Wednesday, February 26, 2014

he that breaks a thing to find out what it is has left the path of wisdom

Some clown named Tim Draper wants to break apart California. He's preparing to gather signatures for a ballot initiative to separate it into not two, but six states. His own website has nothing but a crude map and contact info, but people have undertaken to analyze and to critique the proposal, both of them getting his map wrong. (See the video at the end of the second article for getting the map wrong differently.)

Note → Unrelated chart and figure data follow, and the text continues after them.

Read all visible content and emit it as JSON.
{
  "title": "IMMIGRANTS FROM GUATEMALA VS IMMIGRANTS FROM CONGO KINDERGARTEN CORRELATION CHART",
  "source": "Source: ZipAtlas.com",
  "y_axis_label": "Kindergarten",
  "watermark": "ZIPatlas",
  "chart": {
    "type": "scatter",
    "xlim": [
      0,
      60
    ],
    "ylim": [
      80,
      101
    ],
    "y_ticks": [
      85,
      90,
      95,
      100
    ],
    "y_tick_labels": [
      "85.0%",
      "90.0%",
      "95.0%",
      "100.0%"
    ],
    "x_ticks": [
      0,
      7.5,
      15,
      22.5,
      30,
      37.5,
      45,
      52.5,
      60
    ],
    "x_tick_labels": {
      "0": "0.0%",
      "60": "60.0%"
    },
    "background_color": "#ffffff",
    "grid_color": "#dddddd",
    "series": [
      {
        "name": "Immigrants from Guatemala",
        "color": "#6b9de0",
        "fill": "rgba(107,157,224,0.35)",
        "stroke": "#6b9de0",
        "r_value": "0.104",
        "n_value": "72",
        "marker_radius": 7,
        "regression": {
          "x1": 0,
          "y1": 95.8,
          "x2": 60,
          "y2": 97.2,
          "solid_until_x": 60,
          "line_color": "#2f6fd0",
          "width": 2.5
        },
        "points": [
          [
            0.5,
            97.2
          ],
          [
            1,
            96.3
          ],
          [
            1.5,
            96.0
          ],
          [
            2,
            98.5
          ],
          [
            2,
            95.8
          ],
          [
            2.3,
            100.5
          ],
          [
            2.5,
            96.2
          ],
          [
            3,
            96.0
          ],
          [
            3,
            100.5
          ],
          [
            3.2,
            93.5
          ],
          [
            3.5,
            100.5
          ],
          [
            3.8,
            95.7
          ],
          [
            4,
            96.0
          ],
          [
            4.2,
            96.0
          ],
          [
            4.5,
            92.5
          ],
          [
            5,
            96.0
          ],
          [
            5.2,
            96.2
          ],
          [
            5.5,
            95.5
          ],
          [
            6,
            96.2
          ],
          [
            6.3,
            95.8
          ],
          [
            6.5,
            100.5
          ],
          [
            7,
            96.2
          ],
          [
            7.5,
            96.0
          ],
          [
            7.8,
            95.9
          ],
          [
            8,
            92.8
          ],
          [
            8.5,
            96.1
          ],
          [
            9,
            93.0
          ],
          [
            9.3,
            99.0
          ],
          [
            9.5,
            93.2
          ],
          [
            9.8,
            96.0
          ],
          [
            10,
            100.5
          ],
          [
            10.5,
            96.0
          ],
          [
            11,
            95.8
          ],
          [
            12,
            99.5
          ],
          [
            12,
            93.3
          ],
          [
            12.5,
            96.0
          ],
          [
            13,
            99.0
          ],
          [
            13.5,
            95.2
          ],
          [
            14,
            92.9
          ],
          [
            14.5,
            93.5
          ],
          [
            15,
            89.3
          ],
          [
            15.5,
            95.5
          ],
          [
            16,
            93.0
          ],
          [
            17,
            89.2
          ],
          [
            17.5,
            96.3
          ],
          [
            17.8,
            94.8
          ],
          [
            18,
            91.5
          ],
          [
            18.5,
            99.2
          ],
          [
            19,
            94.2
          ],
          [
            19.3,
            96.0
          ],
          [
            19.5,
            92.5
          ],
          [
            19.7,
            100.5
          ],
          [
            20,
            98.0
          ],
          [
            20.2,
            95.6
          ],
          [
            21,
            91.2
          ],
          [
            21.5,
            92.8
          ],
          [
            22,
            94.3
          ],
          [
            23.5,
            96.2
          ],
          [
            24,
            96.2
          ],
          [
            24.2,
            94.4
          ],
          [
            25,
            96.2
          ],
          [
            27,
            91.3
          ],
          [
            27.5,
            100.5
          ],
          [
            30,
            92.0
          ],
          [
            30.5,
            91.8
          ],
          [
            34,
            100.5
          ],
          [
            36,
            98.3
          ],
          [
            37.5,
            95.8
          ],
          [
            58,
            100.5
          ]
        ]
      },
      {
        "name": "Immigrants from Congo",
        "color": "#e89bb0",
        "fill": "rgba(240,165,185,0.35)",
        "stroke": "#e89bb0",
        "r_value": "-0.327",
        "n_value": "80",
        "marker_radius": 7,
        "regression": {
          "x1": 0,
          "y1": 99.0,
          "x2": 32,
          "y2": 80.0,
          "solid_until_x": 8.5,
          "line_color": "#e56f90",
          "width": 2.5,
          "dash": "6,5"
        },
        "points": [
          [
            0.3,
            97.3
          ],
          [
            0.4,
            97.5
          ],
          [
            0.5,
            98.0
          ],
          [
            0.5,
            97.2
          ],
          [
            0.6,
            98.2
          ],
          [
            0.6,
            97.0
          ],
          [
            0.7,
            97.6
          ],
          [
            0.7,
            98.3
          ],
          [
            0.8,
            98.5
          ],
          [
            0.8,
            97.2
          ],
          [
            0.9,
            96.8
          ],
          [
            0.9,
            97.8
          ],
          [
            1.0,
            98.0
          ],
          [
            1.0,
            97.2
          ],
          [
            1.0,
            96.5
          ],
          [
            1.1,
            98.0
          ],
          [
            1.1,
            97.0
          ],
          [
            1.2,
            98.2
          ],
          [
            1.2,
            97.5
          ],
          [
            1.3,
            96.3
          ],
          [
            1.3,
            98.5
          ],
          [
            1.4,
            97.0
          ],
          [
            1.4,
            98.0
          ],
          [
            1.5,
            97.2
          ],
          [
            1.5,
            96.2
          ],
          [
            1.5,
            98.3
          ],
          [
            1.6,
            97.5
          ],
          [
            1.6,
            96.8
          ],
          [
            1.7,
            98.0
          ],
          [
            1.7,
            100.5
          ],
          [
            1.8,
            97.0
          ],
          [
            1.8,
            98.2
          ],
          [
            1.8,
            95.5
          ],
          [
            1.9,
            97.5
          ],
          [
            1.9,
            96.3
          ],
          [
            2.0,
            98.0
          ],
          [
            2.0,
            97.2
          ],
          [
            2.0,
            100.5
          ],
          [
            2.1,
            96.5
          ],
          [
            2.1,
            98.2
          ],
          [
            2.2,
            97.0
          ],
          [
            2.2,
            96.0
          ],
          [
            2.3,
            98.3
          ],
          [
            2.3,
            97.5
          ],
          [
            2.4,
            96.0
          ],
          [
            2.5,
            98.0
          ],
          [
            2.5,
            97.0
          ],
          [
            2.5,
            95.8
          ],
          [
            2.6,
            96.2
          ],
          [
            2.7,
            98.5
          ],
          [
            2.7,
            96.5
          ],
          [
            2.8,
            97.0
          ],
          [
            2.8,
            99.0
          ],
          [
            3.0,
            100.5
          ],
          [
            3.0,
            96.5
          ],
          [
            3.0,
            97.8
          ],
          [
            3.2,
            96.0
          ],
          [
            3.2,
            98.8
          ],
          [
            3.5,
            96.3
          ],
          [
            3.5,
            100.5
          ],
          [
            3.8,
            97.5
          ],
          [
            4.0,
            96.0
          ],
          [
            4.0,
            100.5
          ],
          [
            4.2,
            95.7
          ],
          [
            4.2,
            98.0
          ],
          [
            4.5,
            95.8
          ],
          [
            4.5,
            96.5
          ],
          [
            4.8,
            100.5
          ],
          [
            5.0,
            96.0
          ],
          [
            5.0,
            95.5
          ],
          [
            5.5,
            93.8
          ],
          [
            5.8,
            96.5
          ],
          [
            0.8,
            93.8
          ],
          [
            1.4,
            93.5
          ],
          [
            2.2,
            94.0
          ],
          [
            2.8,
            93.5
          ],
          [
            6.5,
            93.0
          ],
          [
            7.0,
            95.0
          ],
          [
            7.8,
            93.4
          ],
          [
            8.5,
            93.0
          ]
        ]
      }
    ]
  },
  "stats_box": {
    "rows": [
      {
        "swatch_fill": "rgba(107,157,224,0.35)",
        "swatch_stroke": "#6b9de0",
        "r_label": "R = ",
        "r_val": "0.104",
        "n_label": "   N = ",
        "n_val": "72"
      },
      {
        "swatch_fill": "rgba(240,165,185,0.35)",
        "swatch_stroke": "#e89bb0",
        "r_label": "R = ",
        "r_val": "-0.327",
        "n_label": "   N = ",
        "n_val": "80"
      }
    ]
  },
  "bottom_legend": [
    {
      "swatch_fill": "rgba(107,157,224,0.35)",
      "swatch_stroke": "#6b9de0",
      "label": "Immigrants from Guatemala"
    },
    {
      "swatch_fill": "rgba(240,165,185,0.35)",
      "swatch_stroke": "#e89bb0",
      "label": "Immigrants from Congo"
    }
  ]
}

While I wouldn't be opposed to the idea of splitting California into two states, which the legislature actually passed around 1860 and Congress failed to act on because it was distracted by some war, six is too many. Politically it would balkanize the region as the East Coast is. I ran the proposal against the 2010 US census and got these figures, with a note on what each state's population ranking would be among the 55 states:
West California (LA and central coast): 11,335,455 (7th)
South California (San Diego and inland empire): 10,504,924 (8th)
Silicon Valley (SF and Monterey bays): 6,597,332 (15th)
Central California (San Joaquin Valley, south Sierras, Owens Valley): 4,124,776 (29th)
North California (north bay, Sacramento, central Sierras, Tahoe): 3,763,648 (31st)
Jefferson (far north): 927,821 (49th)
The two most populous would be mid-level powerhouses politically, between Ohio and Michigan in population, Silicon Valley would be between Washington and Massachusetts, the next two would bracket Kentucky, Oregon, and Oklahoma, and the state of Jefferson would be a vacant hole with only one member of Congress, with a population between Montana's and Delaware's, far less than any other state west of Wyoming. The proposal would produce a lot more senators, but not much else.

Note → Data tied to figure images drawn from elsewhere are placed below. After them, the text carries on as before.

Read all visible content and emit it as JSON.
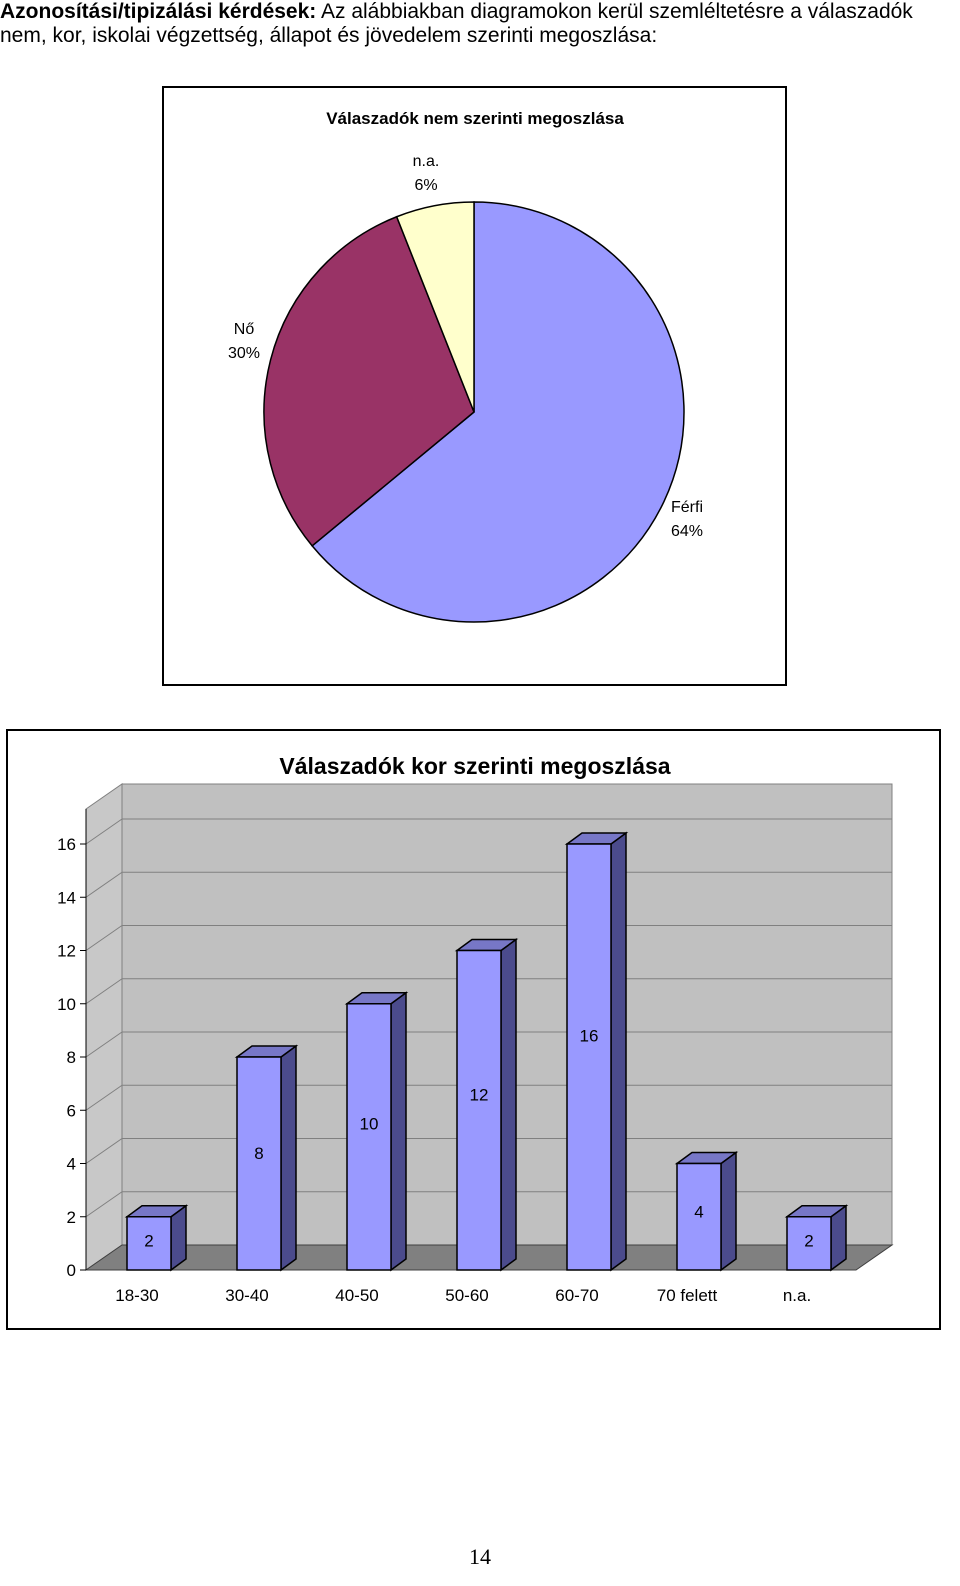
{
  "intro": {
    "bold_label": "Azonosítási/tipizálási kérdések:",
    "text": " Az alábbiakban diagramokon kerül szemléltetésre a válaszadók nem, kor, iskolai végzettség, állapot és jövedelem szerinti megoszlása:"
  },
  "chart_data": [
    {
      "type": "pie",
      "title": "Válaszadók nem szerinti megoszlása",
      "slices": [
        {
          "label": "Férfi",
          "value": 64,
          "display": "64%",
          "color": "#9999FF"
        },
        {
          "label": "Nő",
          "value": 30,
          "display": "30%",
          "color": "#993366"
        },
        {
          "label": "n.a.",
          "value": 6,
          "display": "6%",
          "color": "#FFFFCC"
        }
      ]
    },
    {
      "type": "bar",
      "title": "Válaszadók kor szerinti megoszlása",
      "categories": [
        "18-30",
        "30-40",
        "40-50",
        "50-60",
        "60-70",
        "70 felett",
        "n.a."
      ],
      "values": [
        2,
        8,
        10,
        12,
        16,
        4,
        2
      ],
      "ylim": [
        0,
        16
      ],
      "yticks": [
        0,
        2,
        4,
        6,
        8,
        10,
        12,
        14,
        16
      ],
      "grid": true,
      "bar_color": "#9999FF",
      "bar_side_color": "#4B4B8C",
      "wall_color": "#C0C0C0"
    }
  ],
  "page": {
    "number": "14"
  }
}
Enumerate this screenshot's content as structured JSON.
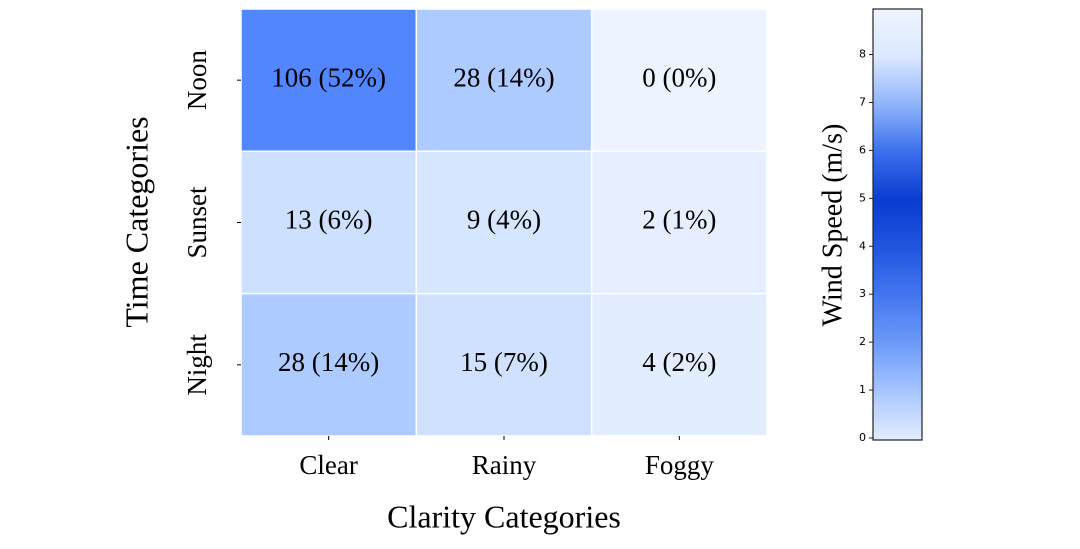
{
  "chart_data": {
    "type": "heatmap",
    "x_label": "Clarity Categories",
    "y_label": "Time Categories",
    "x_categories": [
      "Clear",
      "Rainy",
      "Foggy"
    ],
    "y_categories": [
      "Noon",
      "Sunset",
      "Night"
    ],
    "values": [
      [
        106,
        28,
        0
      ],
      [
        13,
        9,
        2
      ],
      [
        28,
        15,
        4
      ]
    ],
    "value_labels": [
      [
        "106 (52%)",
        "28 (14%)",
        "0 (0%)"
      ],
      [
        "13 (6%)",
        "9 (4%)",
        "2 (1%)"
      ],
      [
        "28 (14%)",
        "15 (7%)",
        "4 (2%)"
      ]
    ],
    "cell_colors": [
      [
        "#5286ff",
        "#adcbff",
        "#edf3ff"
      ],
      [
        "#cde0ff",
        "#d6e6ff",
        "#e6efff"
      ],
      [
        "#adcbff",
        "#cfe1ff",
        "#e2edff"
      ]
    ],
    "colorbar": {
      "label": "Wind Speed (m/s)",
      "zlim": [
        0,
        8.95
      ],
      "ticks": [
        0,
        1,
        2,
        3,
        4,
        5,
        6,
        7,
        8
      ],
      "colors": [
        "#e3edff",
        "#a8c6ff",
        "#6d9bf8",
        "#4477ef",
        "#2256e0",
        "#0a3bd0",
        "#3a6eec",
        "#8fb4fa",
        "#dbe8ff",
        "#eef4ff"
      ]
    }
  }
}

The poverty of the Central and Jefferson states, described in the first article, and their lack of infrastructure (only one UC campus, and that small and new, between them, and just two state university campuses in Jefferson, for instance, both very much at odds with what the political ethos of the state would be) are other issues.

I want to focus on two other things:

1. The boundaries are stupid.
I give four examples.
First, "North California" makes no sense as a separate political entity. It wanders from a coastal region, containing a full 20% of the state's population with only three one-lane winding highways connecting it to its interior, to disparate urban valley and mountainous regions, each of the three far more akin to areas immediately outside its boundaries than to each other.
Second, putting the Owens Valley in Central California instead of in South, where the rest of the state's desert goes. Really the Owens Valley would be happier in Nevada, but south is the only other direction in California it can conveniently reach. During the winter, the direct passes over the Sierras are closed, and you'd have to go around, almost out of the state, to reach its population centers.
Third, splitting the LA urban area right down the middle between West and South. Wherever in the US there's a major urban area split between two states, it's a headache. Why create another one?
Fourth, same thing goes with running a border down San Francisco Bay. That'd make five (not four, five) toll bridges interstate, and it's already enough of a nuisance with them crossing county lines.

2. Most of the names are stupid.
"North California" isn't in the north. "West California" mostly isn't in the west. "North California" and "South California" have the same initials as North and South Carolina. "West California" has the initials W.C. "Silicon Valley" as a name for the entire region is stupid beyond belief. Both ends of the state would revolt against this fetishization of one aspect of part of its center. Call it Baylands, if you must, as it's focused on two big bays.

If the signature-gatherers find me, I'm not signing this one, and I'm not voting for it, either.